Il beneficio che questa mossa avrà per tutto il campionato di serie A sarà enorme, a dispetto anche degli ottusi juventini che pensano che meno soldi per loro significhi meno possibilità di vittorie come se lo sport sia vincere a prescindere e non il gusto di battere avversari che competono a parità di armi con te.
Il falso problema delle 20 squadre è un palliativo, è come curare il mal di pancia da stress con l'aspirina o l'impotenza sessuale andando a letto con una donna più bella. Il problema non sono le 20 squadre, ma quello che loro hanno nei confronti delle prime, cioè il famigerato parametro "first to last" che è il rapporto tra quanto prende la prima rispetto all'ultima.
In Inghilterra è da anni sotto il 2, ed i risultati sono sotto gli occhi di tutti perché anche nel mercato interno domanda e offerta in Premier sono continuamente alimentati con benefici per tutti. Nella classifica del fatturato le 20 squadre di Premier, grazie al contratto televisivo che non è casuale ma frutto di legalità (parte da lontano) e soprattutto di quella competitività democratica che deriva dalla ripartizione, sono tutte nei primi 40 posti assoluti.
In Germania, pur penalizzati da regole di Stato, sono anche loro da tempo sotto il 2.
Ed ora ci sono arrivati persino in Spagna, che dopo gli anni della contrattazione individuale che ha creato i mostri Real e Barca hanno iniziato un percorso per riequilibrare quei fattori.
Eravamo rimasti solo noi fessi, con la prima a 105 e l'ultima a 20, in un mefistofelico rapporto first to last di 5 che crea ovviamente i mostri che vediamo oggi ben rispecchiati dalla classifica, al netto dell'Atalanta eroica di turno che indovina programmazione e stagione.

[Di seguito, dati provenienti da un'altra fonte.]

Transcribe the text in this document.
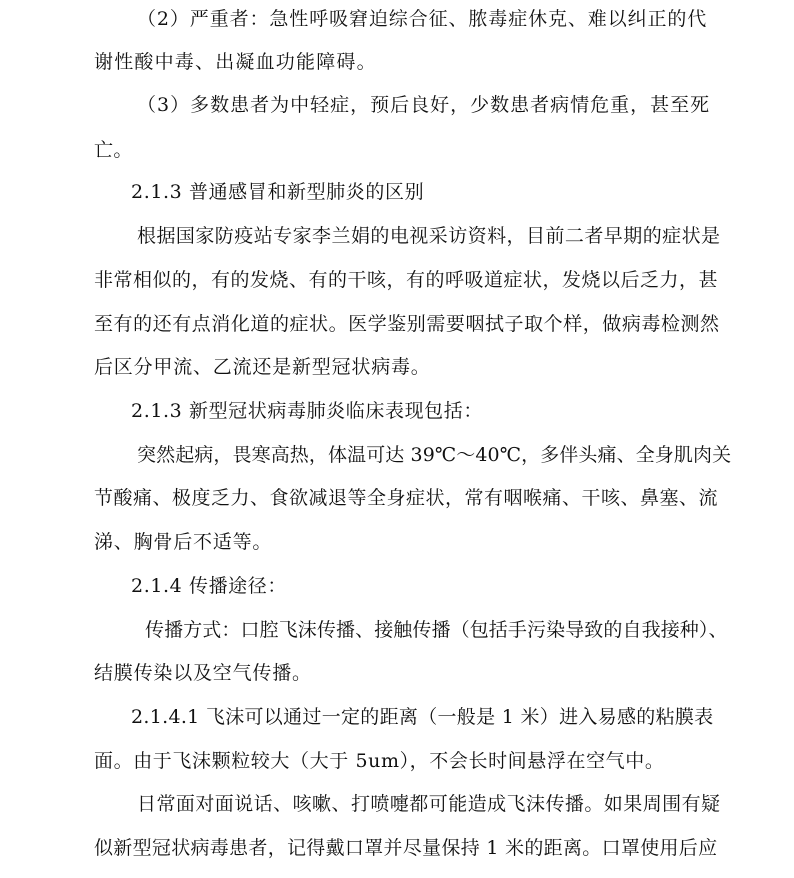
（2）严重者：急性呼吸窘迫综合征、脓毒症休克、难以纠正的代
谢性酸中毒、出凝血功能障碍。
（3）多数患者为中轻症，预后良好，少数患者病情危重，甚至死
亡。
2.1.3 普通感冒和新型肺炎的区别
根据国家防疫站专家李兰娟的电视采访资料，目前二者早期的症状是
非常相似的，有的发烧、有的干咳，有的呼吸道症状，发烧以后乏力，甚
至有的还有点消化道的症状。医学鉴别需要咽拭子取个样，做病毒检测然
后区分甲流、乙流还是新型冠状病毒。
2.1.3 新型冠状病毒肺炎临床表现包括：
突然起病，畏寒高热，体温可达 39℃～40℃，多伴头痛、全身肌肉关
节酸痛、极度乏力、食欲减退等全身症状，常有咽喉痛、干咳、鼻塞、流
涕、胸骨后不适等。
2.1.4 传播途径：
传播方式：口腔飞沫传播、接触传播（包括手污染导致的自我接种）、
结膜传染以及空气传播。
2.1.4.1 飞沫可以通过一定的距离（一般是 1 米）进入易感的粘膜表
面。由于飞沫颗粒较大（大于 5um），不会长时间悬浮在空气中。
日常面对面说话、咳嗽、打喷嚏都可能造成飞沫传播。如果周围有疑
似新型冠状病毒患者，记得戴口罩并尽量保持 1 米的距离。口罩使用后应
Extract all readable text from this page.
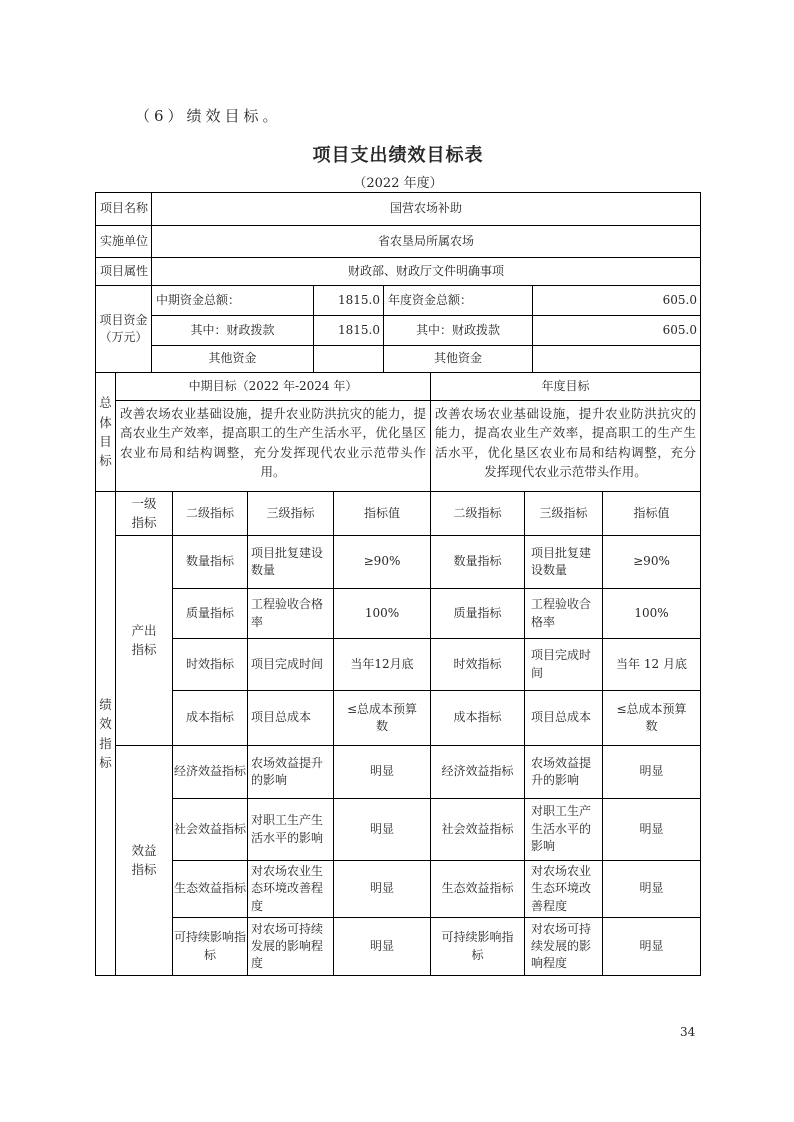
（6）绩效目标。
项目支出绩效目标表
（2022 年度）
项目名称	国营农场补助
实施单位	省农垦局所属农场
项目属性	财政部、财政厅文件明确事项
项目资金（万元）	中期资金总额：	1815.0	年度资金总额：	605.0
	其中：财政拨款	1815.0	其中：财政拨款	605.0
	其他资金		其他资金	
总体目标	中期目标（2022 年-2024 年）	年度目标
	改善农场农业基础设施，提升农业防洪抗灾的能力，提高农业生产效率，提高职工的生产生活水平，优化垦区农业布局和结构调整，充分发挥现代农业示范带头作用。	改善农场农业基础设施，提升农业防洪抗灾的能力，提高农业生产效率，提高职工的生产生活水平，优化垦区农业布局和结构调整，充分发挥现代农业示范带头作用。
绩效指标	一级指标	二级指标	三级指标	指标值	二级指标	三级指标	指标值
	产出指标	数量指标	项目批复建设数量	≥90%	数量指标	项目批复建设数量	≥90%
		质量指标	工程验收合格率	100%	质量指标	工程验收合格率	100%
		时效指标	项目完成时间	当年12月底	时效指标	项目完成时间	当年 12 月底
		成本指标	项目总成本	≤总成本预算数	成本指标	项目总成本	≤总成本预算数
	效益指标	经济效益指标	农场效益提升的影响	明显	经济效益指标	农场效益提升的影响	明显
		社会效益指标	对职工生产生活水平的影响	明显	社会效益指标	对职工生产生活水平的影响	明显
		生态效益指标	对农场农业生态环境改善程度	明显	生态效益指标	对农场农业生态环境改善程度	明显
		可持续影响指标	对农场可持续发展的影响程度	明显	可持续影响指标	对农场可持续发展的影响程度	明显
34
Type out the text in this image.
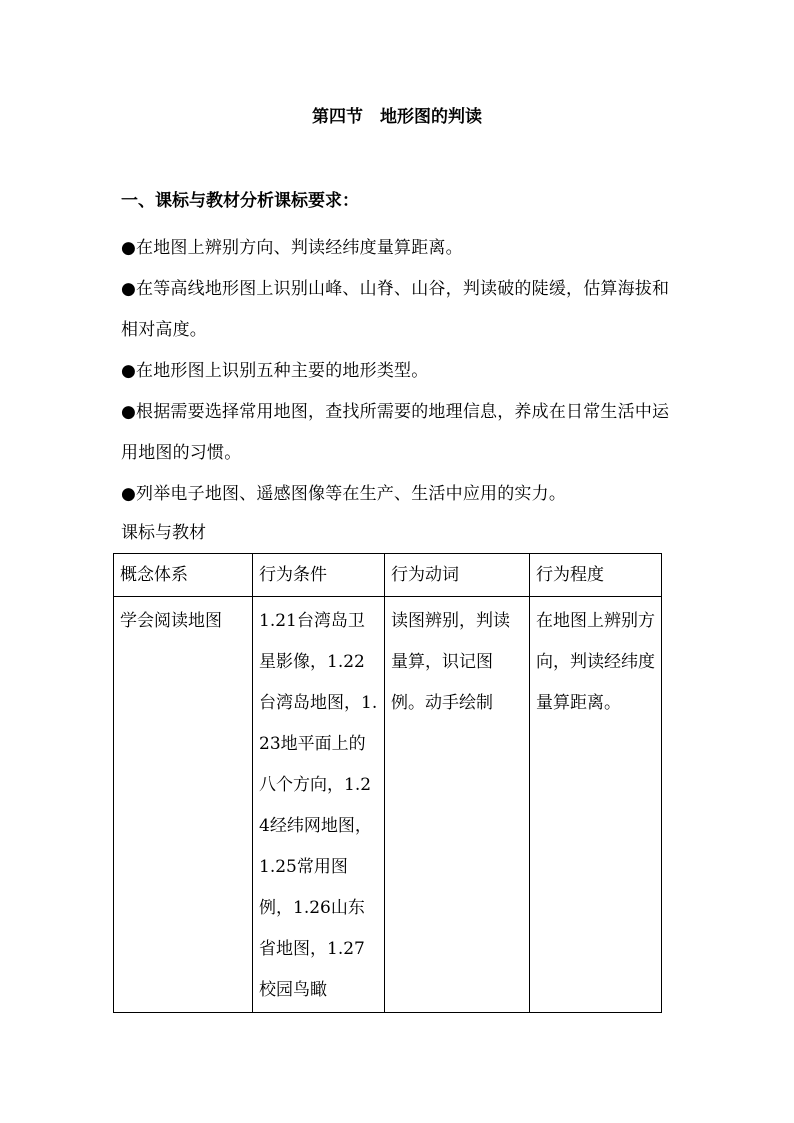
第四节　地形图的判读
一、课标与教材分析课标要求：
●在地图上辨别方向、判读经纬度量算距离。
●在等高线地形图上识别山峰、山脊、山谷，判读破的陡缓，估算海拔和相对高度。
●在地形图上识别五种主要的地形类型。
●根据需要选择常用地图，查找所需要的地理信息，养成在日常生活中运用地图的习惯。
●列举电子地图、遥感图像等在生产、生活中应用的实力。
课标与教材
概念体系	行为条件	行为动词	行为程度
学会阅读地图	1.21台湾岛卫星影像，1.22台湾岛地图，1.23地平面上的八个方向，1.24经纬网地图，1.25常用图例，1.26山东省地图，1.27校园鸟瞰	读图辨别，判读量算，识记图例。动手绘制	在地图上辨别方向，判读经纬度量算距离。
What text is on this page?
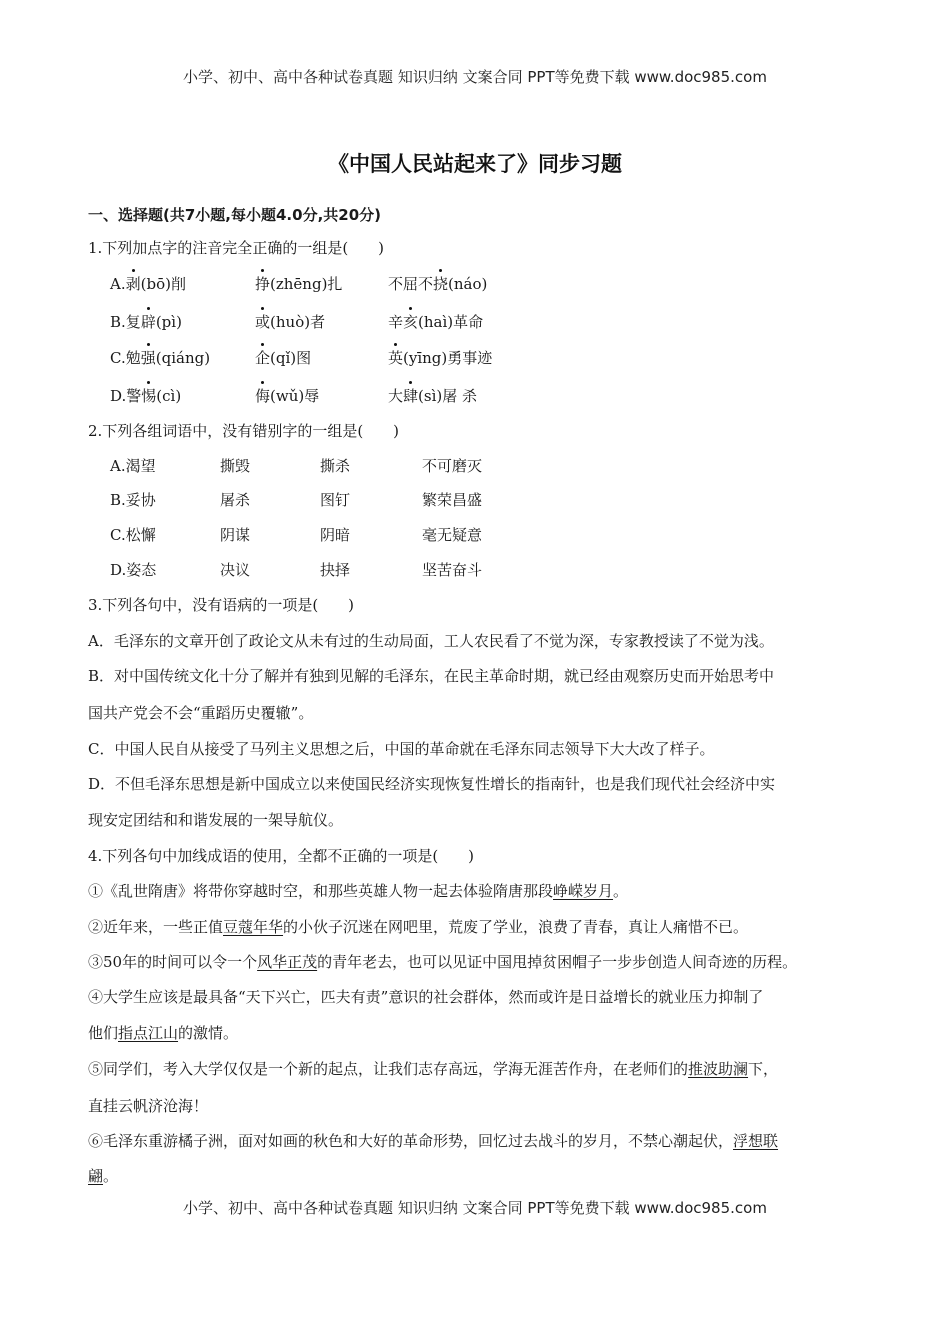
小学、初中、高中各种试卷真题 知识归纳 文案合同 PPT等免费下载 www.doc985.com
《中国人民站起来了》同步习题
一、选择题(共7小题,每小题4.0分,共20分)
1.下列加点字的注音完全正确的一组是(　　)
A.剥(bō)削	挣(zhēng)扎	不屈不挠(náo)
B.复辟(pì)	或(huò)者	辛亥(haì)革命
C.勉强(qiáng)	企(qǐ)图	英(yīng)勇事迹
D.警惕(cì)	侮(wǔ)辱	大肆(sì)屠 杀
2.下列各组词语中，没有错别字的一组是(　　)
A.渴望	撕毁	撕杀	不可磨灭
B.妥协	屠杀	图钉	繁荣昌盛
C.松懈	阴谋	阴暗	毫无疑意
D.姿态	决议	抉择	坚苦奋斗
3.下列各句中，没有语病的一项是(　　)
A．毛泽东的文章开创了政论文从未有过的生动局面，工人农民看了不觉为深，专家教授读了不觉为浅。
B．对中国传统文化十分了解并有独到见解的毛泽东，在民主革命时期，就已经由观察历史而开始思考中
国共产党会不会“重蹈历史覆辙”。
C．中国人民自从接受了马列主义思想之后，中国的革命就在毛泽东同志领导下大大改了样子。
D．不但毛泽东思想是新中国成立以来使国民经济实现恢复性增长的指南针，也是我们现代社会经济中实
现安定团结和和谐发展的一架导航仪。
4.下列各句中加线成语的使用，全都不正确的一项是(　　)
①《乱世隋唐》将带你穿越时空，和那些英雄人物一起去体验隋唐那段峥嵘岁月。
②近年来，一些正值豆蔻年华的小伙子沉迷在网吧里，荒废了学业，浪费了青春，真让人痛惜不已。
③50年的时间可以令一个风华正茂的青年老去，也可以见证中国甩掉贫困帽子一步步创造人间奇迹的历程。
④大学生应该是最具备“天下兴亡，匹夫有责”意识的社会群体，然而或许是日益增长的就业压力抑制了
他们指点江山的激情。
⑤同学们，考入大学仅仅是一个新的起点，让我们志存高远，学海无涯苦作舟，在老师们的推波助澜下，
直挂云帆济沧海！
⑥毛泽东重游橘子洲，面对如画的秋色和大好的革命形势，回忆过去战斗的岁月，不禁心潮起伏，浮想联
翩。
小学、初中、高中各种试卷真题 知识归纳 文案合同 PPT等免费下载 www.doc985.com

Sono l'ultimo a favore di concetti come la ridistribuzione della ricchezza, ma nello sport, se si vuole veramente avere competizione, interesse e soprattutto merito, non si può fare a meno di una distribuzione democratica per permettere a tutti di competere e dimostrare il loro valore.
perfetto sono completamente d'accordo. Non sono 16 milioni poi che fanno la differenza.